Women take up new challenges
For Ritu Kumar, wife of a successful doctor and mother of a grown up son, life has taken a new meaning at the age of 50.
"After watching and hearing about women making a successful career, I too decided to venture out at an age when in the normal course the thought of my son's career and marriage would have been preoccupying my mind," said Kumar.
Today Kumar runs an upmarket boutique selling readymade garments and is happy to have taken up the challenge of competing in the world of business.
With changing times, more recognition is being accorded to the ability of women to run business, including sharing responsibility of family businesses, said Neera Misra, who runs a business consultancy cell called Make a Difference.
"From women coming to get advice on how to get started, I have been noticing an encouraging trend of husbands bringing their wives to learn how to share responsibility or even run a separate office. More couples are coming to discuss ideas.
"There seems to be more respect for their wives' intelligence and capability," added Misra, who is on the governing body of FICCI Ladies Organisation (FLO).
The trend of multinationals employing large number of women and promoting them to positions of responsibility has helped to change the perception, said Misra who has several interesting cases to narrate.
Not the least is of Ashok Manwani, a wholesaler and dealer of plastic novelties and brassware who has decided to rope in his wife to help with business expansion, complete with a new office.
On an average at least two new cases come to Misra's cell every week for counselling.
The winds of change are not being noticed only among urban women but also in small towns and villages.
"Women seem to be going in the right direction. During my encounter with women in villages, particularly in the panchayats, I find they now know how to handle power. They are no more proxy for their husbands, which makes all the difference," said Namita Gautam, director of the Sheela Group of industries and treasurer of FLO.
On the negative side, Gautam is distressed by reports of corruption seeping in, with some women misusing their power.
On the whole, Gautam is encouraged by the fact that more and more women are seeking employment. With the government permitting overtime and night shifts for women in factories, she hopes that civic authorities would provide better transportation and street lights and industries would take care to protect the interest of female employees.
According to a study done for the U.N. Development Fund for Women (Unifem) by Preet Rustagi, a fellow at the Centre for Women's Development Studies, the number of women making a mark in the political arena is definitely more than men.

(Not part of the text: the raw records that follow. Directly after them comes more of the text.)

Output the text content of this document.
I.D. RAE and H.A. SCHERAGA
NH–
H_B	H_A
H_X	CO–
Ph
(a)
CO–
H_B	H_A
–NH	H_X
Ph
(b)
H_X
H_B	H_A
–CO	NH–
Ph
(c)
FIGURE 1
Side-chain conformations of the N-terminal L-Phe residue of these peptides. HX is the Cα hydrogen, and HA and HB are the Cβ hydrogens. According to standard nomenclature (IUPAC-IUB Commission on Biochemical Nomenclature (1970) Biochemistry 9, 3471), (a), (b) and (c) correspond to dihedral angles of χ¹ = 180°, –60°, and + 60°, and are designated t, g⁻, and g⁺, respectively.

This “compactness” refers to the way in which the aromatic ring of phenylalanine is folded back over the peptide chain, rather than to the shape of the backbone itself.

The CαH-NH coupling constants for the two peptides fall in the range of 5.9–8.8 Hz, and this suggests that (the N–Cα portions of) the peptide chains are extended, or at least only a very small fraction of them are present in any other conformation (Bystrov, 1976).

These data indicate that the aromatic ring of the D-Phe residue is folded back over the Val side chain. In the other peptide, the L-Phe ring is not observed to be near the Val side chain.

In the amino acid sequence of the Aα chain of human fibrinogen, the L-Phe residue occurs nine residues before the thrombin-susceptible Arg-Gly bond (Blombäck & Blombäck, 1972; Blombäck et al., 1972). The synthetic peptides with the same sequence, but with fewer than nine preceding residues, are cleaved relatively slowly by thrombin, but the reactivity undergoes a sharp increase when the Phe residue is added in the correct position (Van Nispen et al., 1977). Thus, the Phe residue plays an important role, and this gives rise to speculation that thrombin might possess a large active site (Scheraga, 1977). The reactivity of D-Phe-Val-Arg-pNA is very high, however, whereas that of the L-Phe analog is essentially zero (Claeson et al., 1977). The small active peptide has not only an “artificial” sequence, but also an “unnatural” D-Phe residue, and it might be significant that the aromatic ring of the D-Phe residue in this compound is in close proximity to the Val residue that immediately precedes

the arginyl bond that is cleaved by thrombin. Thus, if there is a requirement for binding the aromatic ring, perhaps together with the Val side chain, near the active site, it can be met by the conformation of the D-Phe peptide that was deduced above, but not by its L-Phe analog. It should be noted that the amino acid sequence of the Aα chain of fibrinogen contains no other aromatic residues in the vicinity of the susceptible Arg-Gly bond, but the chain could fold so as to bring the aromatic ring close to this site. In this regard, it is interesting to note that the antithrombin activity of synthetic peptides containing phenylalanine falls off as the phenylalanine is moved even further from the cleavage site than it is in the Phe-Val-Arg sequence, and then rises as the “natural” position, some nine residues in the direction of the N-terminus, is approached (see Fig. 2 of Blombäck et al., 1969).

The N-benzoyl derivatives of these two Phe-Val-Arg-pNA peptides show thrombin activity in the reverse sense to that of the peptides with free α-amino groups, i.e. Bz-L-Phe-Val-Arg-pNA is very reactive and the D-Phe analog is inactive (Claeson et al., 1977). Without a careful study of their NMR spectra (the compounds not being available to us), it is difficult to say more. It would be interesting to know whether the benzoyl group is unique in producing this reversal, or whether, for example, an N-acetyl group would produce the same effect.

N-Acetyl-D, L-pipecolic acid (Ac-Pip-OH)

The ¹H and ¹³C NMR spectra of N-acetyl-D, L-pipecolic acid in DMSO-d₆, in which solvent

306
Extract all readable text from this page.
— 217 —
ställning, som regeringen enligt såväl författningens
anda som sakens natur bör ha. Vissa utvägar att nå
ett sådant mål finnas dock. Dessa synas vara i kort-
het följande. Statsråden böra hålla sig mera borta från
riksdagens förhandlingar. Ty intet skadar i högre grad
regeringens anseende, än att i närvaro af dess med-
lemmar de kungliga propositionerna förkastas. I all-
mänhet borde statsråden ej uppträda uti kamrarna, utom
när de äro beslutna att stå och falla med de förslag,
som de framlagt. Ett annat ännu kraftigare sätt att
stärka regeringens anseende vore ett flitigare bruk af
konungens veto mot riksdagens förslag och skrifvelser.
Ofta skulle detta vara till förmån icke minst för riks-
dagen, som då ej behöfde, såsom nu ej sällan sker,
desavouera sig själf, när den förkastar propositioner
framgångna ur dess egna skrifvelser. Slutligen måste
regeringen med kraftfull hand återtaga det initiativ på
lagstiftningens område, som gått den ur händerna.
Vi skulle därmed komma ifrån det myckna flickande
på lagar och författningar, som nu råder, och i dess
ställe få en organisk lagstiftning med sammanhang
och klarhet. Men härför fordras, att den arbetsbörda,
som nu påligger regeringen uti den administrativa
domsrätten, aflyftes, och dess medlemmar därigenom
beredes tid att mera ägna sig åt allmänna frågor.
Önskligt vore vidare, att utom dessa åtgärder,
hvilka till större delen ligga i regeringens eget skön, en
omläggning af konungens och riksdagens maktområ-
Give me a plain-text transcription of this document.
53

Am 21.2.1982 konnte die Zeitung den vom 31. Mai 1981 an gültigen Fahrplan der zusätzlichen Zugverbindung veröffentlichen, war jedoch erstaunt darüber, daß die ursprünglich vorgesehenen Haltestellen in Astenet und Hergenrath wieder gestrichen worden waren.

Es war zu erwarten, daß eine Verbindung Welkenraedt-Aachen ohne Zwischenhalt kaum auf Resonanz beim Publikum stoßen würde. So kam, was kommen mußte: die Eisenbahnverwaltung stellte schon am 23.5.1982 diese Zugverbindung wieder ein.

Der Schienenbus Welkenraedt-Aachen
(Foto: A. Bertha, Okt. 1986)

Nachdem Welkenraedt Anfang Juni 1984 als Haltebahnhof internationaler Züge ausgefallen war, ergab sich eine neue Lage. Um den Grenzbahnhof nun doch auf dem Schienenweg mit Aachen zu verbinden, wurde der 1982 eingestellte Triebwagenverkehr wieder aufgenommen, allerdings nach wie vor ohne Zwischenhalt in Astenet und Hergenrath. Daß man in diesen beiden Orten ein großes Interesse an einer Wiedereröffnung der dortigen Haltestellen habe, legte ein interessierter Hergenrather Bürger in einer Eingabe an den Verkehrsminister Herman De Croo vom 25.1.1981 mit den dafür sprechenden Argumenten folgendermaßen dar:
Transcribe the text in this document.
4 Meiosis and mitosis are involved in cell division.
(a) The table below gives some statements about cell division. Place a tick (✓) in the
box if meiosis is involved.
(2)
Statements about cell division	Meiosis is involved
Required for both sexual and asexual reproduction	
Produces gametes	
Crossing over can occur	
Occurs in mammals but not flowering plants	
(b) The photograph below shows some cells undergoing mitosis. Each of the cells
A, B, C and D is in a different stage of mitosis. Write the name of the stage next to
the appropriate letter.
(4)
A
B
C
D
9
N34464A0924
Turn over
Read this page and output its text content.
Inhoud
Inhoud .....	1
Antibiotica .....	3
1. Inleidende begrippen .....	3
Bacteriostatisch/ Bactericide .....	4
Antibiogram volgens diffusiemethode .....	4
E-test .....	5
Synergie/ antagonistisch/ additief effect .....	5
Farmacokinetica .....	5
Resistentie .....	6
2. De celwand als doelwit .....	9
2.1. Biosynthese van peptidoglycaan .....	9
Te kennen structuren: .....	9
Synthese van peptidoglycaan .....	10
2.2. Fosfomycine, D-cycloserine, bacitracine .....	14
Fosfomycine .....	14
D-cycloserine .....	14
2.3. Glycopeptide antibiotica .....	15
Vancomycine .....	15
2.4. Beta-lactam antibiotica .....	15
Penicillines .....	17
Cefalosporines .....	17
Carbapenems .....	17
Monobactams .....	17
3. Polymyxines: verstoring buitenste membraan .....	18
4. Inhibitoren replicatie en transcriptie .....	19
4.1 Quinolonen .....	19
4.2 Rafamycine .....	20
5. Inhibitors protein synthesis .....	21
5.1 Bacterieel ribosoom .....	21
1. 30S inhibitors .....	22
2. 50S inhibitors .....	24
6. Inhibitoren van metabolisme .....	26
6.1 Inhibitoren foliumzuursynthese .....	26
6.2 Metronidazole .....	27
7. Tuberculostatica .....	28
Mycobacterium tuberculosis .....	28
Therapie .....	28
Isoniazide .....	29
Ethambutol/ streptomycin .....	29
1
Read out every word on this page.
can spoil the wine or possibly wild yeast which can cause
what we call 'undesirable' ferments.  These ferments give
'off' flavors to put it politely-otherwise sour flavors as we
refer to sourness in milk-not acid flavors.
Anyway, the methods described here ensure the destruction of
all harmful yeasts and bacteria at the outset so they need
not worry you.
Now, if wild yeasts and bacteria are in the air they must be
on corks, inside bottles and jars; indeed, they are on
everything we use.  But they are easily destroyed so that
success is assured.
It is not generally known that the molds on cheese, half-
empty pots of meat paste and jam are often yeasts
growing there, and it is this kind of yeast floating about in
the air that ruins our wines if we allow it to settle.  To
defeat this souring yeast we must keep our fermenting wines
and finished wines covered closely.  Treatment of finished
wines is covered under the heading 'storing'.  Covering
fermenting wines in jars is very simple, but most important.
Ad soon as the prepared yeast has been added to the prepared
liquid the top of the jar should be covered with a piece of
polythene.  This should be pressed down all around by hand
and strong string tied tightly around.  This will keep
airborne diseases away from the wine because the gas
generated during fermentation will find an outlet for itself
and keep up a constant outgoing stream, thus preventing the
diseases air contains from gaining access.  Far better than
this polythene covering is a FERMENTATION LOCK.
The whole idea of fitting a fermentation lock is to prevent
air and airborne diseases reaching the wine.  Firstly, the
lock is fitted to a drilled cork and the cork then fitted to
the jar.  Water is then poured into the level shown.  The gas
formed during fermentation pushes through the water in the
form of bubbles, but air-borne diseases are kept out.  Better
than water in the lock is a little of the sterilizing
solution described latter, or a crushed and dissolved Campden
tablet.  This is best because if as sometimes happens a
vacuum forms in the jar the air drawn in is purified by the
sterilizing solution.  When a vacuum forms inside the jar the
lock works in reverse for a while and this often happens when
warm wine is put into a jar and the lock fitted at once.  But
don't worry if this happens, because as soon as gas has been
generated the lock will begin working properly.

"More women are making a mark particularly in the panchayats. There are currently around one million women representatives in the village councils.
The number of women voters has also increased and the winning rate of women standing for elections has been found to be better than men," said Rustagi.
Rustagi's study revealed the literacy rate of Indian women has gone up by 15 per cent between 1901 and 2001.
"The number of girls appearing for school board exams has gone up by 36 per cent, with a better pass percentage than boys. The study reveals that given the opportunity, girls would do better than boys if allowed to study further," said Rustagi.
On the employment front, Rustagi said the number of women seeking jobs has gone up, particularly in the informal sector where they are unpaid or their work is still unrecognised.